The typical reason for gasoline prices to increase in the first half of each year is due to the switchover from a winter blend to a summer blend, which lessens emissions. The switchover takes place at refineries during March and April. The summer blend is more expensive to produce, thus contributing to a typical rise in prices in the first half of the year.
Refineries also perform maintenance at their facilities during the first quarter of each year when demand for gasoline is at the lowest level. These periodic shutdowns of certain refineries cause a disruption in the total supply, thus contributing to gas price increases. This year, some Gulf coast refineries performed extensive maintenance, which reduced the overall U.S. gasoline supply and helped contribute to the rise in gas prices.

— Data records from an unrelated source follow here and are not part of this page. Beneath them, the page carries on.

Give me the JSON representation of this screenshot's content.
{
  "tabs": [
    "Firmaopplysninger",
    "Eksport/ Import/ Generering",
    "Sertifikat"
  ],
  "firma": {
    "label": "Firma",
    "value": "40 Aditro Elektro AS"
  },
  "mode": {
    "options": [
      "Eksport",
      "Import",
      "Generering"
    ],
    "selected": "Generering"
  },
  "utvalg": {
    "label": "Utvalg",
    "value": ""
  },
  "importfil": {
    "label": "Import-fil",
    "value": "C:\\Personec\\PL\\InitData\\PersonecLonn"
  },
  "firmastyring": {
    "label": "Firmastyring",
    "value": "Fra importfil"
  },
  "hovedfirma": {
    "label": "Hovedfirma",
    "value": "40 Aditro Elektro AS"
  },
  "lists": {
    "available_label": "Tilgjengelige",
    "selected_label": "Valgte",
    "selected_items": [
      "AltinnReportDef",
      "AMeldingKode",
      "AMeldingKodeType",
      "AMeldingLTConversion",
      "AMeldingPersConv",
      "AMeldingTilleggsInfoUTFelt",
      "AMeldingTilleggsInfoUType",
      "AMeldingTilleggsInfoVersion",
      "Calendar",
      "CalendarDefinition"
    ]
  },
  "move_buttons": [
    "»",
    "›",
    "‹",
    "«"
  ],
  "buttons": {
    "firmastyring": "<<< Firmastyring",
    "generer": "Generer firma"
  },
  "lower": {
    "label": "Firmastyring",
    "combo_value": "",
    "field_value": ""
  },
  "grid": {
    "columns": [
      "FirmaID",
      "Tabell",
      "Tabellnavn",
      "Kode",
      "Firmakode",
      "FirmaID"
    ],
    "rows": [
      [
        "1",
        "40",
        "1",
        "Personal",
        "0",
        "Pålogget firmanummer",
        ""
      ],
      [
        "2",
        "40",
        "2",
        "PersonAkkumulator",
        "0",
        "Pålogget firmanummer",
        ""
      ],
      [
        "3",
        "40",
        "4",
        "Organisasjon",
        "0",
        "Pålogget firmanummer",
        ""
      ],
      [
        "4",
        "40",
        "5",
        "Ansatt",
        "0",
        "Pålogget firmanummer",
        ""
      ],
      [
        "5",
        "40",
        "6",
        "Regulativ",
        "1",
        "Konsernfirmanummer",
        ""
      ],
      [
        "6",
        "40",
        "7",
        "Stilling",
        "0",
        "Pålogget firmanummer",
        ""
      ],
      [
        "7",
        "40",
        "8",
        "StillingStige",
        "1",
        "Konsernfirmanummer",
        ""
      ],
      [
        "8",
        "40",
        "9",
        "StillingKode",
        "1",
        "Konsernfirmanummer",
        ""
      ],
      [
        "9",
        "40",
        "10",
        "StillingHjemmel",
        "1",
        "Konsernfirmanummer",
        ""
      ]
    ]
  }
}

The situation in Iraq has created a fear that oil supplies could be disrupted, which put further pressure on prices recently. The price of gasoline is about 10 cents higher per gallon this year over last year. That increase is likely the 'Iraq fear premium' because the country is OPEC's second largest exporter. Although the oil supplies from Iraq have not been disrupted, having a possibility of a disruption typically causes oil futures to trade higher, which leads to higher gasoline prices.
Higher Prices this Summer
Tom Kloza of the Oil Price Information Service thinks that the price of gasoline will rise further to about $3.79 per gallon, but not to $3.90 as it did in 2011 or 2012. I think that Mr. Kloza could be correct if the supply in Iraq remains uninterrupted. The reason that I agree with Kloza is because the EIA.gov expects the price of gasoline to fall to average $3.54 per gallon in September. Since the price of gasoline typically peaks around Memorial Day and falls into the second half of the year, I think that prices will decline after the situation in Iraq fades.
What Investors Can Do
Investors can buy the United States Gasoline ETF (NYSEARCA:UGA) to hedge the rising price of gasoline. The price of the ETF typically rises and falls along with the price of gasoline. So, investors could try to capture the remaining price increases this summer by purchasing UGA. However, I think that most of the increases including the situation in Iraq has already been priced in. Since the price of gasoline may only rise another 10 cents per gallon this year, I think that there is a better opportunity to capture the downward price action into the end of the year. You could short the UGA, but since the ETF has options available, purchasing a put allows investors to define the downside of the trade. The price of the UGA was $57.90 on April 1, 2014. The price of gasoline at the time was $3.54, which is where the EIA.gov is expecting the price to fall by September. If the price of gas does drop to $3.54, we could see approximately $6 decrease in the price of UGA.
For the trade, look at purchasing the October 2014 $60 put. This will allow for a little margin of error instead of buying the $57 put. The maximum loss is the price you paid for the options, but that is less risky than subjecting yourself to unlimited losses with a naked short position. If UGA falls under $60, traders have the potential to double their investment. With a delta of -0.22, the $0.78 option price will increase by $0.22 for every dollar decrease in UGA's price. For every dollar increase in UGA's price, the put option will decrease by $0.22. Investors may want to wait until the price of gasoline peaks. Perhaps wait until the price of gasoline begins to fall again to enter the trade.